Neuroblastoma micro colonisation and chemotherapy response/resistance
Research group leader:
Childhood cancers show fundamental differences to most common adult solid tumours in their cancer-causing genetics, cell biology and their local tissue microenvironment. Relatively few DNA mutations have been revealed compared with adult cancers.
Neuroectodermal tumours include some of the most common and deadly malignancies of children. Relapse is the main cause of death and the outmost challenge in cancer treatment is to inhibit continued growth and spread.
Neuroblastoma generally shows a high degree of inter- and intra-tumoural heterogeneity on the genetic as well as phenotypic levels, and unique abilities to spontaneously regress/differentiate or develop aggressive metastatic phenotypes. Here, analysis of therapy resistance is central.
Chemotherapy is predominant in first line therapy of high-risk neuroblastoma and response to treatment is associated with outcome. While large efforts are undertaken globally to identify new better alternatives, first line therapy is generally not open to wide selection of alternatives. Second or third line therapy in patients with recurrent or refractory disease where prognosis is poor leaves more room for individual alternatives and this is the main target of our research.
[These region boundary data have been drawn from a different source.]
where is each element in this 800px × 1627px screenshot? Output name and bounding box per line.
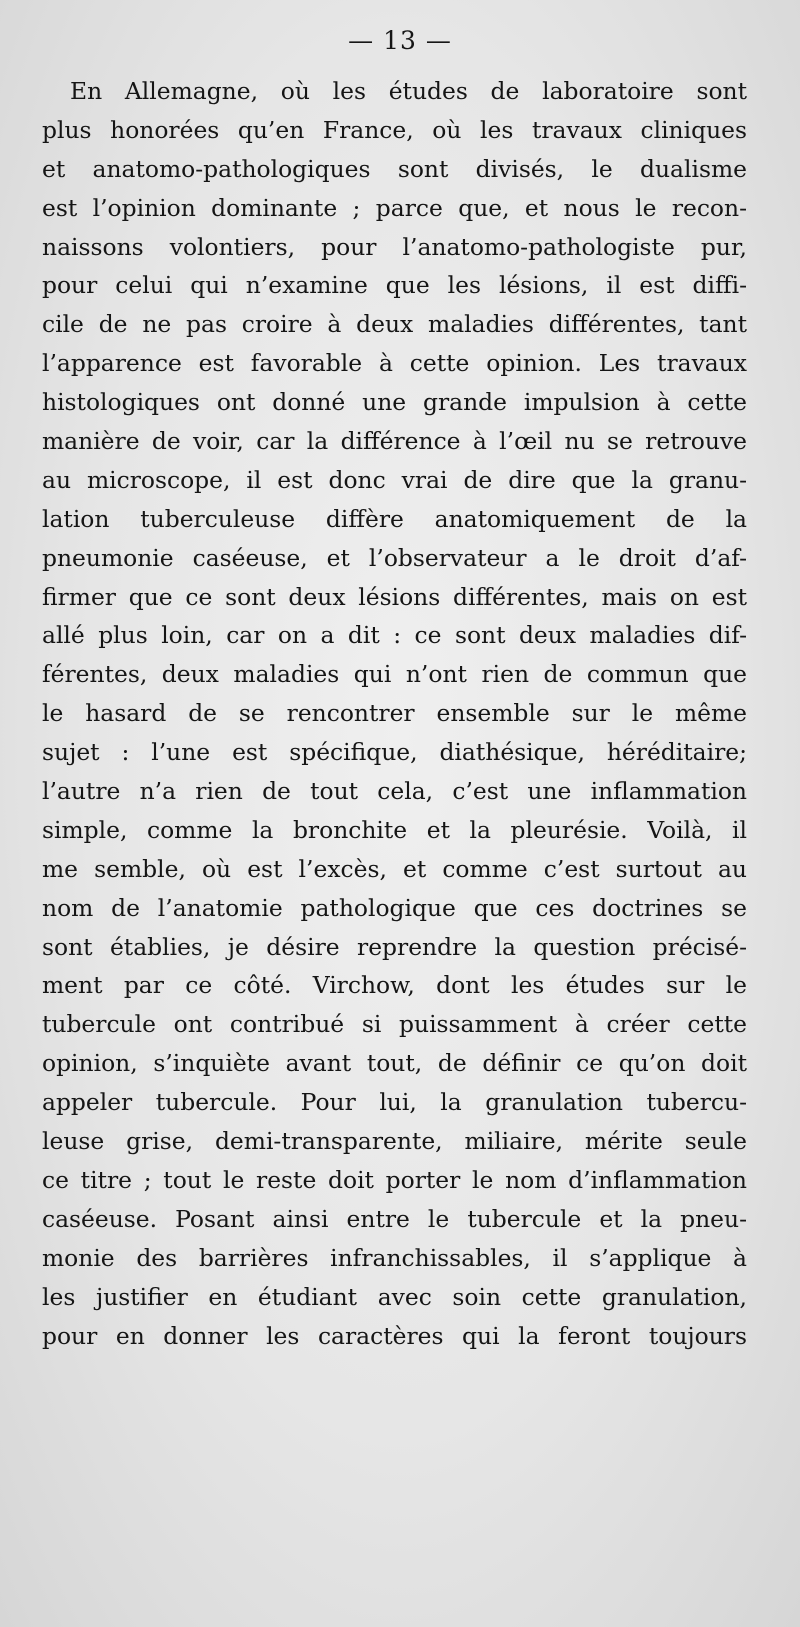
text-line: manière de voir, car la différence à l’œil nu se retrouve <box>42 427 747 456</box>
text-line: lation tuberculeuse diffère anatomiquement de la <box>42 504 747 533</box>
text-line: monie des barrières infranchissables, il s’applique à <box>42 1243 747 1272</box>
text-line: l’autre n’a rien de tout cela, c’est une inflammation <box>42 777 747 806</box>
text-line: ce titre ; tout le reste doit porter le nom d’inflammation <box>42 1165 747 1194</box>
text-line: l’apparence est favorable à cette opinion. Les travaux <box>42 349 747 378</box>
text-line: est l’opinion dominante ; parce que, et nous le recon- <box>42 193 747 222</box>
text-line: pneumonie caséeuse, et l’observateur a le droit d’af- <box>42 543 747 572</box>
body-text <box>42 72 747 1355</box>
text-line: au microscope, il est donc vrai de dire que la granu- <box>42 465 747 494</box>
text-line: simple, comme la bronchite et la pleurésie. Voilà, il <box>42 815 747 844</box>
text-line: férentes, deux maladies qui n’ont rien de commun que <box>42 660 747 689</box>
text-line: et anatomo-pathologiques sont divisés, le dualisme <box>42 154 747 183</box>
text-line: allé plus loin, car on a dit : ce sont deux maladies dif- <box>42 621 747 650</box>
text-line: leuse grise, demi-transparente, miliaire, mérite seule <box>42 1127 747 1156</box>
page-number: — 13 — <box>348 26 452 55</box>
text-line: opinion, s’inquiète avant tout, de définir ce qu’on doit <box>42 1049 747 1078</box>
text-line: histologiques ont donné une grande impulsion à cette <box>42 388 747 417</box>
text-line: pour en donner les caractères qui la feront toujours <box>42 1321 747 1350</box>
text-line: firmer que ce sont deux lésions différentes, mais on est <box>42 582 747 611</box>
text-line: ment par ce côté. Virchow, dont les études sur le <box>42 971 747 1000</box>
text-line: nom de l’anatomie pathologique que ces doctrines se <box>42 893 747 922</box>
text-line: tubercule ont contribué si puissamment à créer cette <box>42 1010 747 1039</box>
text-line: me semble, où est l’excès, et comme c’est surtout au <box>42 854 747 883</box>
text-line: plus honorées qu’en France, où les travaux cliniques <box>42 115 747 144</box>
text-line: sont établies, je désire reprendre la question précisé- <box>42 932 747 961</box>
text-line: naissons volontiers, pour l’anatomo-pathologiste pur, <box>42 232 747 261</box>
text-line: appeler tubercule. Pour lui, la granulation tubercu- <box>42 1088 747 1117</box>
text-line: les justifier en étudiant avec soin cette granulation, <box>42 1282 747 1311</box>
text-line: cile de ne pas croire à deux maladies différentes, tant <box>42 310 747 339</box>
text-line: le hasard de se rencontrer ensemble sur le même <box>42 699 747 728</box>
text-line: En Allemagne, où les études de laboratoire sont <box>70 77 747 105</box>
text-line: pour celui qui n’examine que les lésions, il est diffi- <box>42 271 747 300</box>
text-line: sujet : l’une est spécifique, diathésique, héréditaire; <box>42 738 747 767</box>
text-line: caséeuse. Posant ainsi entre le tubercule et la pneu- <box>42 1204 747 1233</box>
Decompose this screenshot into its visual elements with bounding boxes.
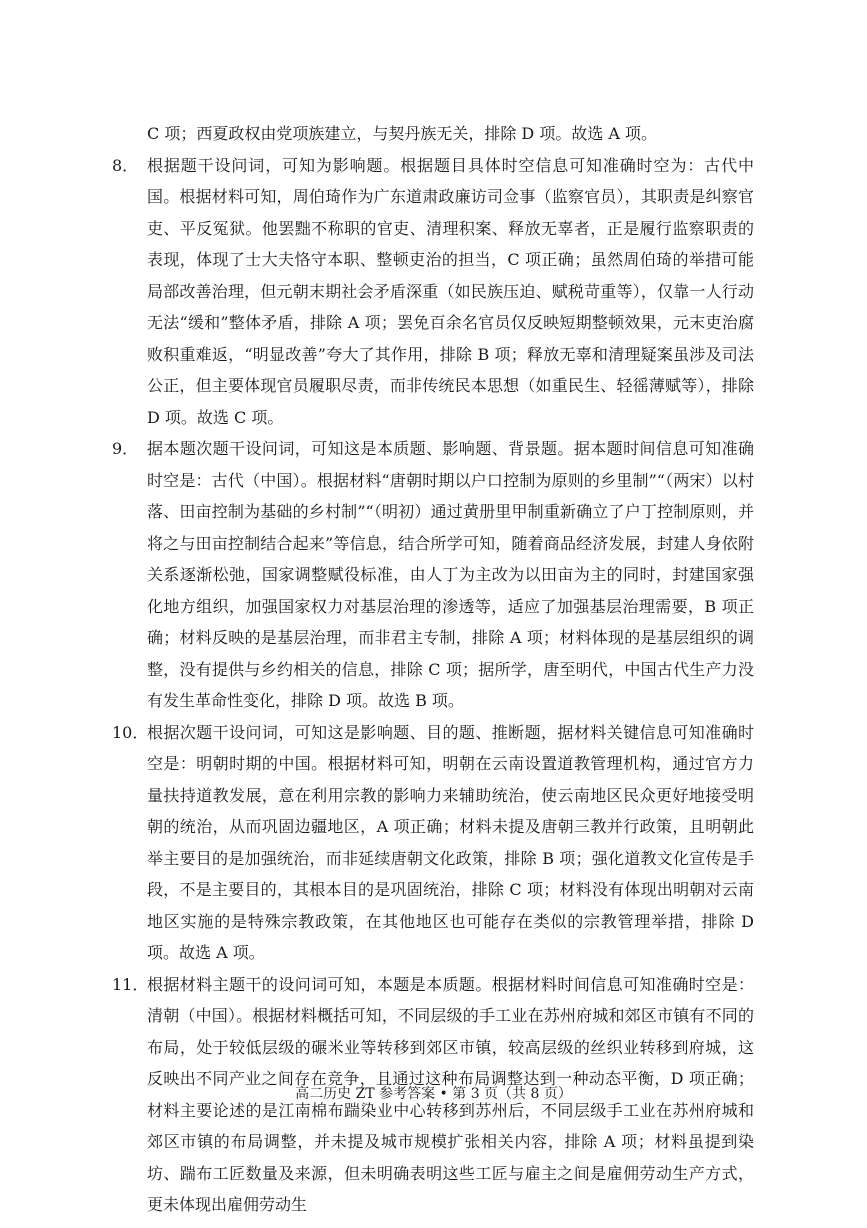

The microenvironment most likely contributes to clonal dominance and to the disparity between primary and metastatic tumours seen in many patients, as well as to inter-
tumour heterogeneity between patients with the same tumour type. Furthermore, response to chemotherapy is likely influenced by the local microenvironment. When modelling the relevant signalling of childhood cancer, it is critical to consider species and developmental aspects.
The analysis of rare cells in the original tumour specimen of solid tumours is a meticulous challenge and the possibilities to study clinically relevant repopulation in human tumours after chemotherapy have so far been more limited, with mainly evaluation from biopsy samples taken at various intervals after the last round of chemotherapy. Our group has explored a complementary possibility with in vivo expansion of rare clones into identifiable micro colonies developing in a human homologous experimental set up, suitable for transplantation of embryonic tumours (Gertow et al 2004, 2007, 2011, Cedervall et al 2011, Jamil 2013, reviewed by Hultman et al 2014).
Human diploid bona fide pluripotent stem cells (PSC) are known to develop into experimental benign teratomas (PSCT); mimicking development of embryonic tissues (e.g. Gertow et al 2004, 2007). The benign PSCT-microenvironment includes abundant embryonic neural components, developmentally overlapping with gestation stages immediately preceding the positioning of adrenal sympatical progenitors in embryonic mesenchyme (Gertow 2011, reviewed by Hultman et al 2014). Neuroblastoma is considered to originate from stages along the differentiating sympathoadrenal lineage. Thus, the embryonic nature and particularly the presence of matching early neural components suggest the model to be uniquely suited for studies on early childhood tumours of neuroectodermal origin such as neuroblastoma.
We have demonstrated that random injection/transplantation of neuroblastoma into the rich mixture of human embryonic tissue-compartments present in PSCT results in non-random micro colonization; exclusively initiated in tissue compatible with loose mesenchyme (Jamil et al 2013, 2014). This tropism, detected in homologous microenvironment, is an important complement to PDX modelling using non-homologous mouse orthotropic tissue.
Micro colonisation of neuroblastoma is studied in PDX and PSCT models. Following chemotherapy, we use single cell, high throughput high content analysis (laser scanning; and Metafer system) to visualise and quantitatively measure early outcome therapy response parameters.
Neuroectodermal tumours, human model, colonisation, progression, therapy resistance.